Nach innen wachsen gleichzeitig Unruhe und Konsternation. Baerbock, zuvor für ihren Perfektionismus gerühmt, mache einfach zu viele Fehler, heisst es. Schuld daran sei nicht die Geschäftsstelle der Partei, sondern Baerbocks eigenes Team, das parallel arbeite. Dort wirken offenbar seit Februar persönliche Berater, die mit der restlichen Führung nichts zu tun haben. Sie wären für die Prüfung des Lebenslaufes ebenso verantwortlich gewesen wie für die des Buches. Über die Nebeneinkünfte wiederum hätte ihr Büro im Bundestag wachen müssen.
Habeck, der seine eigene Ambition für Baerbock zurückstellte, hatte diese bei früheren Fehlern stets verteidigt. Bei den Vorwürfen gegen ihr Buch hielt er sich nun auffällig zurück. Das kann auch damit zu tun haben, dass der 51-Jährige als Schriftsteller selbst 16 Bücher geschrieben hat, davon 4 über Politik. Aufgrund der Originalität seines Denkens und Tons sind ähnliche Vorwürfe gegen ihn jedenfalls schwer vorstellbar.

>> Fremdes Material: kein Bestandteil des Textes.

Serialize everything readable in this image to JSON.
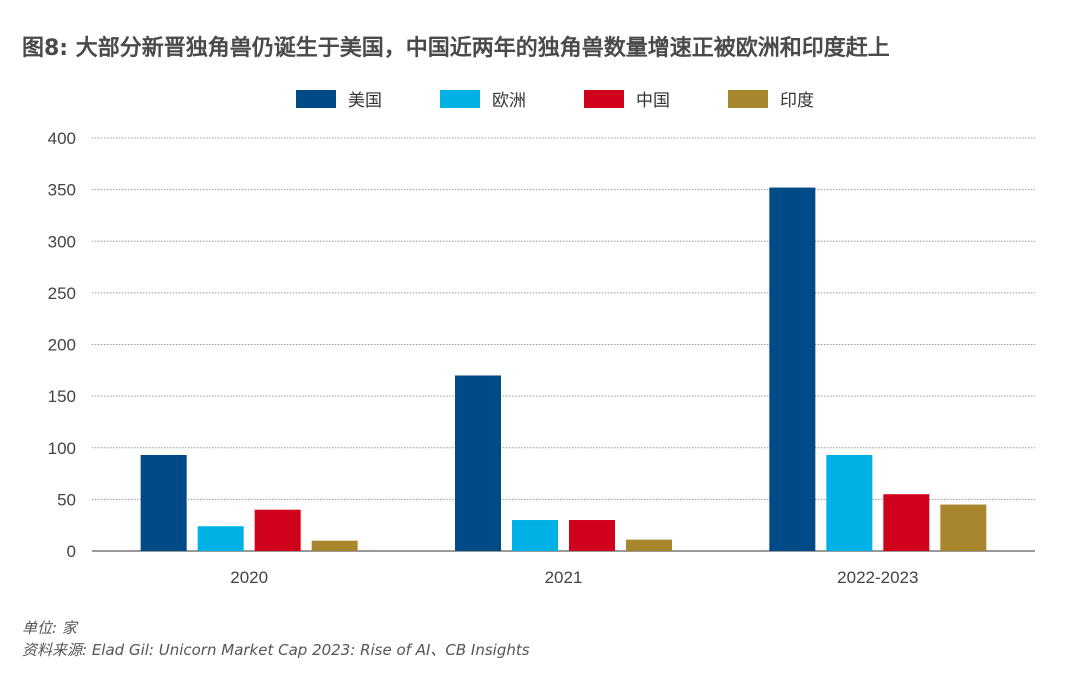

Kommt jetzt doch noch Habeck?
Dass die Grünen die Kandidatin Baerbock nun im letzten Moment doch noch gegen Habeck austauschen, wie es jetzt sogar eine Autorin der linken «Tageszeitung» fordert, ist wenig wahrscheinlich, aber nicht vollkommen ausgeschlossen – je nachdem, welche Fehler noch folgen. Eine unfreiwillige Rochade kurz vor der Wahl käme für die Grünen allerdings einem Fiasko gleich, das der Partei womöglich noch mehr schaden könnte als eine gefallene Kandidatin.
Für Baerbock selbst würde es danach vermutlich sogar schwer, in einer Regierung mit grüner Beteiligung noch Ministerin zu werden. Die Grünen haben sich mit ihrem euphorischen Entscheid vom Frühjahr an sie gekettet – im Guten wie im Schlechten.